My husband and children pour on the maple syrup while I frown and grumble over sprouted grain toast with none of my favorite blueberry jam.
But now . . . I’ve had an epiphany. I’ve realized something I might have noticed sooner if I hadn’t been preoccupied with feeling sorry for myself.
It was last Friday night. The week had been long, I was tired, and I decided to start the weekend off with a special treat. I would make chocolate chip cookies. And not just any chocolate chip cookies. The very best. The cookies from a cookbook called The Best Recipe. A cookbook that more than delivers on its title.

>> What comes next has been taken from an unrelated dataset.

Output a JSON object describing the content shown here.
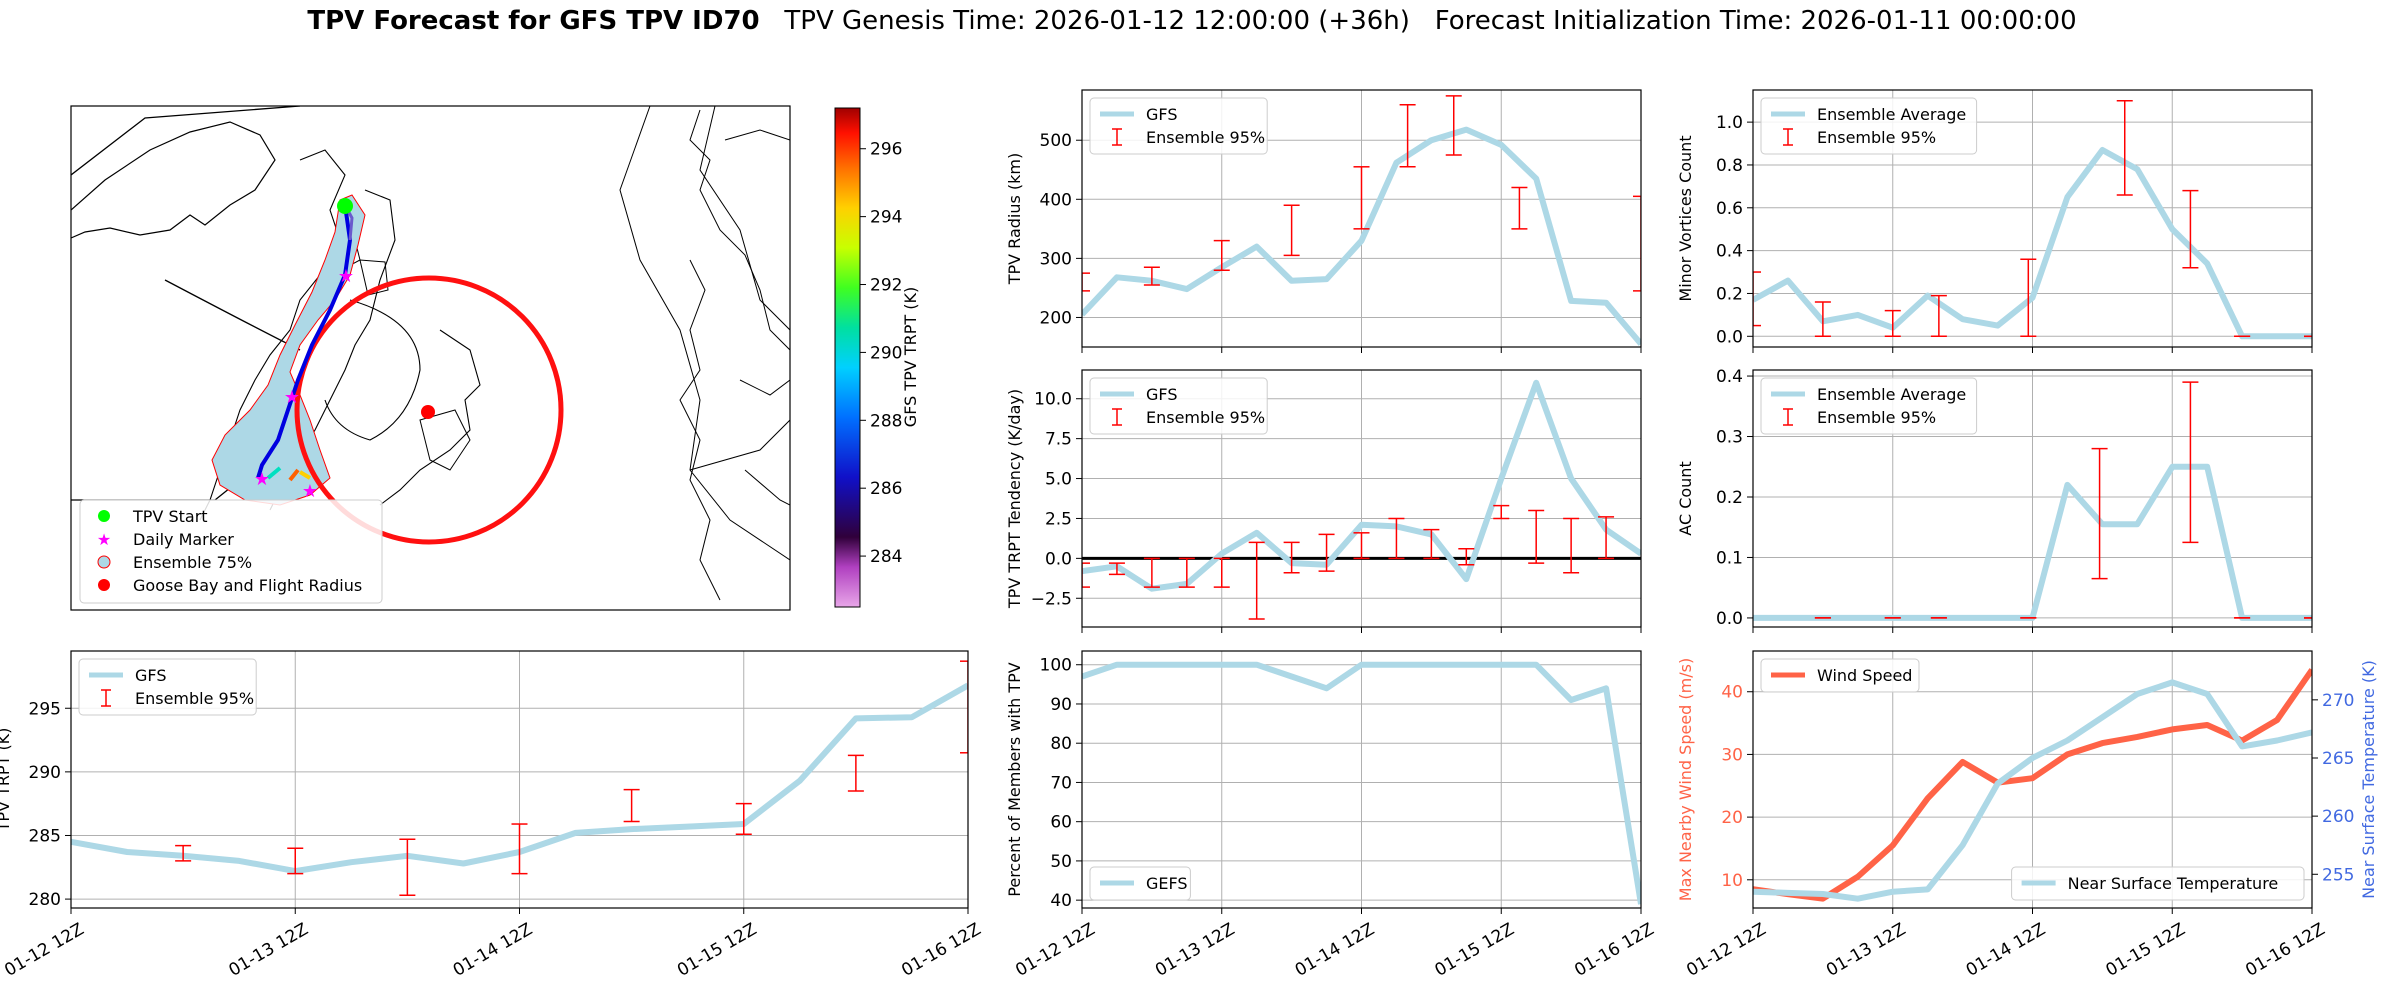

It was nearly nine o’clock when I sat down to taste those cookies, so sure that I was about to taste the goodness I’d denied myself all week.
After the first bite, I thought there was a mistake. I pictured my hand dumping in the cupful of brown sugar and wondered if I had miscounted.
My husband sat beside me at the table, and I asked, “Do these taste funny to you?” His look said, “What are you talking about?” and so I understood that the cookies only tasted strange to me. They were so, so sweet.
Unbearably sweet. I felt as if I were eating pure sugar, could almost feel the grains of it crunching sickeningly between my teeth.
This sweetness was no longer sweet. It was awful. One dimensional. Flavorless.
Here is the sweetness I’ve enjoyed all these months: the syrupy sweetness of a ripe peach, the crisp, tingly sweetness of ice-cold watermelon, the tart-sweet of blackberries, and the mellow, warm sweetness of a candy-colored sweet potato.
God has given me so many kinds of sweet: a whole spectrum of flavor and texture and color.
I never knew. Never truly tasted what was always right in front of me.
How often do we do this? Drag our feet and feel sorry for ourselves when all our father-God wants is to give us something good? Something better than the one-note flavor of whatever substitute we’ve provided for ourselves?
This thing I’ve been calling loss? Turns out, it was no loss at all.